Data: 2001-12-07 23:10:37
Temat: Re: Akceptacja znajomych
Od: "Ewa" <e...@p...onet.pl>
Pokaż wszystkie nagłówki
Użytkownik "Maxim" <M...@A...pl> napisał w wiadomości
news:9ur6t4$ijk$1@flis.man.torun.pl...
> Moja dziewczyna nie akceptuje niektorych moich znajomych, publicznie to
przy
> nich okazujac.
Przykro mi to mówic, ale nie świadczy to najlepiej o Twojej dziewczynie.
Można za kimś nie przepadać, ale elementarne zasady dobrego wychowania
nakazują w takich sytuacjach co najwyżej powściągliwość. Okazywanie
negatywnych uczuć w stosunku do Twoich znajomych do dobrego tonu nie należy.
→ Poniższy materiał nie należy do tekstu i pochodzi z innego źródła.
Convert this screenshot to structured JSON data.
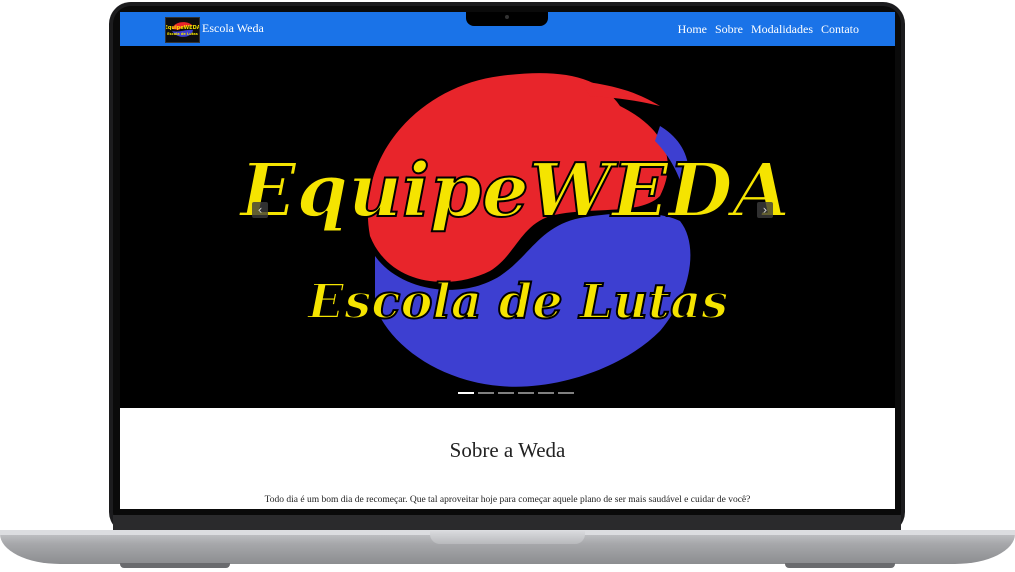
{
  "navbar": {
    "brand": "Escola Weda",
    "links": [
      "Home",
      "Sobre",
      "Modalidades",
      "Contato"
    ],
    "color": "#1a73e8"
  },
  "hero": {
    "title_line1": "EquipeWEDA",
    "title_line2": "Escola de Lutas",
    "text_color": "#f5e400",
    "colors": {
      "red": "#e8252b",
      "blue": "#3d3fd1",
      "background": "#000000"
    },
    "prev_icon": "chevron-left-icon",
    "next_icon": "chevron-right-icon",
    "slide_count": 6,
    "active_slide": 1
  },
  "about": {
    "heading": "Sobre a Weda",
    "text": "Todo dia é um bom dia de recomeçar. Que tal aproveitar hoje para começar aquele plano de ser mais saudável e cuidar de você?"
  }
}
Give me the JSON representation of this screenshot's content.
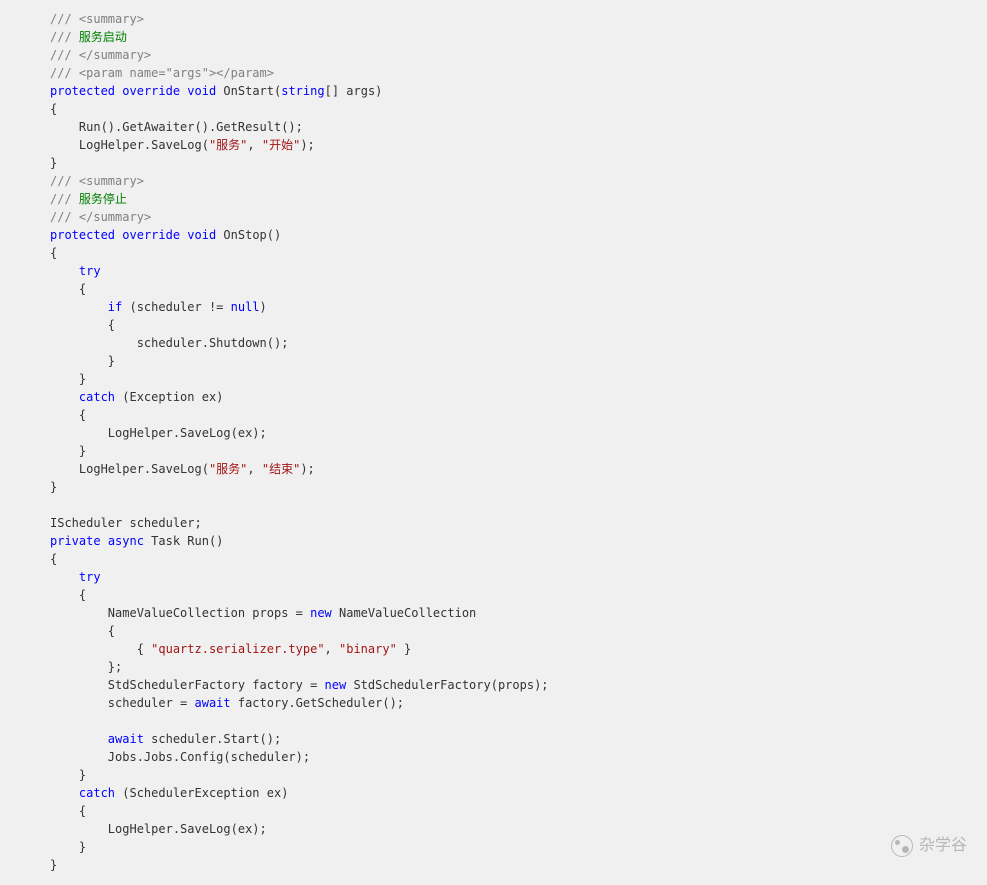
{
  "watermark": {
    "text": "杂学谷"
  },
  "code": {
    "lines": [
      [
        {
          "t": "/// ",
          "c": "c-gray"
        },
        {
          "t": "<summary>",
          "c": "c-gray"
        }
      ],
      [
        {
          "t": "/// ",
          "c": "c-gray"
        },
        {
          "t": "服务启动",
          "c": "c-comment"
        }
      ],
      [
        {
          "t": "/// ",
          "c": "c-gray"
        },
        {
          "t": "</summary>",
          "c": "c-gray"
        }
      ],
      [
        {
          "t": "/// ",
          "c": "c-gray"
        },
        {
          "t": "<param name=\"args\"></param>",
          "c": "c-gray"
        }
      ],
      [
        {
          "t": "protected",
          "c": "c-keyword"
        },
        {
          "t": " "
        },
        {
          "t": "override",
          "c": "c-keyword"
        },
        {
          "t": " "
        },
        {
          "t": "void",
          "c": "c-keyword"
        },
        {
          "t": " OnStart("
        },
        {
          "t": "string",
          "c": "c-keyword"
        },
        {
          "t": "[] args)"
        }
      ],
      [
        {
          "t": "{"
        }
      ],
      [
        {
          "t": "    Run().GetAwaiter().GetResult();"
        }
      ],
      [
        {
          "t": "    LogHelper.SaveLog("
        },
        {
          "t": "\"服务\"",
          "c": "c-string"
        },
        {
          "t": ", "
        },
        {
          "t": "\"开始\"",
          "c": "c-string"
        },
        {
          "t": ");"
        }
      ],
      [
        {
          "t": "}"
        }
      ],
      [
        {
          "t": "/// ",
          "c": "c-gray"
        },
        {
          "t": "<summary>",
          "c": "c-gray"
        }
      ],
      [
        {
          "t": "/// ",
          "c": "c-gray"
        },
        {
          "t": "服务停止",
          "c": "c-comment"
        }
      ],
      [
        {
          "t": "/// ",
          "c": "c-gray"
        },
        {
          "t": "</summary>",
          "c": "c-gray"
        }
      ],
      [
        {
          "t": "protected",
          "c": "c-keyword"
        },
        {
          "t": " "
        },
        {
          "t": "override",
          "c": "c-keyword"
        },
        {
          "t": " "
        },
        {
          "t": "void",
          "c": "c-keyword"
        },
        {
          "t": " OnStop()"
        }
      ],
      [
        {
          "t": "{"
        }
      ],
      [
        {
          "t": "    "
        },
        {
          "t": "try",
          "c": "c-keyword"
        }
      ],
      [
        {
          "t": "    {"
        }
      ],
      [
        {
          "t": "        "
        },
        {
          "t": "if",
          "c": "c-keyword"
        },
        {
          "t": " (scheduler != "
        },
        {
          "t": "null",
          "c": "c-keyword"
        },
        {
          "t": ")"
        }
      ],
      [
        {
          "t": "        {"
        }
      ],
      [
        {
          "t": "            scheduler.Shutdown();"
        }
      ],
      [
        {
          "t": "        }"
        }
      ],
      [
        {
          "t": "    }"
        }
      ],
      [
        {
          "t": "    "
        },
        {
          "t": "catch",
          "c": "c-keyword"
        },
        {
          "t": " (Exception ex)"
        }
      ],
      [
        {
          "t": "    {"
        }
      ],
      [
        {
          "t": "        LogHelper.SaveLog(ex);"
        }
      ],
      [
        {
          "t": "    }"
        }
      ],
      [
        {
          "t": "    LogHelper.SaveLog("
        },
        {
          "t": "\"服务\"",
          "c": "c-string"
        },
        {
          "t": ", "
        },
        {
          "t": "\"结束\"",
          "c": "c-string"
        },
        {
          "t": ");"
        }
      ],
      [
        {
          "t": "}"
        }
      ],
      [
        {
          "t": " "
        }
      ],
      [
        {
          "t": "IScheduler scheduler;"
        }
      ],
      [
        {
          "t": "private",
          "c": "c-keyword"
        },
        {
          "t": " "
        },
        {
          "t": "async",
          "c": "c-keyword"
        },
        {
          "t": " Task Run()"
        }
      ],
      [
        {
          "t": "{"
        }
      ],
      [
        {
          "t": "    "
        },
        {
          "t": "try",
          "c": "c-keyword"
        }
      ],
      [
        {
          "t": "    {"
        }
      ],
      [
        {
          "t": "        NameValueCollection props = "
        },
        {
          "t": "new",
          "c": "c-keyword"
        },
        {
          "t": " NameValueCollection"
        }
      ],
      [
        {
          "t": "        {"
        }
      ],
      [
        {
          "t": "            { "
        },
        {
          "t": "\"quartz.serializer.type\"",
          "c": "c-string"
        },
        {
          "t": ", "
        },
        {
          "t": "\"binary\"",
          "c": "c-string"
        },
        {
          "t": " }"
        }
      ],
      [
        {
          "t": "        };"
        }
      ],
      [
        {
          "t": "        StdSchedulerFactory factory = "
        },
        {
          "t": "new",
          "c": "c-keyword"
        },
        {
          "t": " StdSchedulerFactory(props);"
        }
      ],
      [
        {
          "t": "        scheduler = "
        },
        {
          "t": "await",
          "c": "c-keyword"
        },
        {
          "t": " factory.GetScheduler();"
        }
      ],
      [
        {
          "t": " "
        }
      ],
      [
        {
          "t": "        "
        },
        {
          "t": "await",
          "c": "c-keyword"
        },
        {
          "t": " scheduler.Start();"
        }
      ],
      [
        {
          "t": "        Jobs.Jobs.Config(scheduler);"
        }
      ],
      [
        {
          "t": "    }"
        }
      ],
      [
        {
          "t": "    "
        },
        {
          "t": "catch",
          "c": "c-keyword"
        },
        {
          "t": " (SchedulerException ex)"
        }
      ],
      [
        {
          "t": "    {"
        }
      ],
      [
        {
          "t": "        LogHelper.SaveLog(ex);"
        }
      ],
      [
        {
          "t": "    }"
        }
      ],
      [
        {
          "t": "}"
        }
      ]
    ]
  }
}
> Czy mam prawo miec do niej pretensje, ze np. spotkanego przez nas na ulicy
> kolege kompletnie ignoruje? itd...
Myślę, że masz prawo.
> Co prawda twierdzi ona ze oni tez ja ignoruja itp., ale ja nie jestem tego
> taki pewien ;)
>
> Maxim
Wiesz, każdy ma takich znajomych, czy sąsiadów, za którymi nie przepada. Ja
na przykład mam sąsiadke, która wciąż wiesza psy na innych sąsiadach,
których ja osobiście lubię. No i co mam zrobić? Traktuję ją po prostu jak
każdego lokatora domu, w którym mieszkam, czyli mówię dzień dobry i traktuję
uprzejmie, bez jakiś wylewności. Nie wdaję się w zbędne dyskusje, ale jej
nie ignoruję, bo byłoby to dla niej przykre. Nie mnie oceniać pobudki, jakie
tą osobą kierują. Mam zasadę: traktuj ludzi tak, jak sam chciałbyś być
traktowany. Sprawdza się jak dotąd bez zarzutu. Pozdrawiam.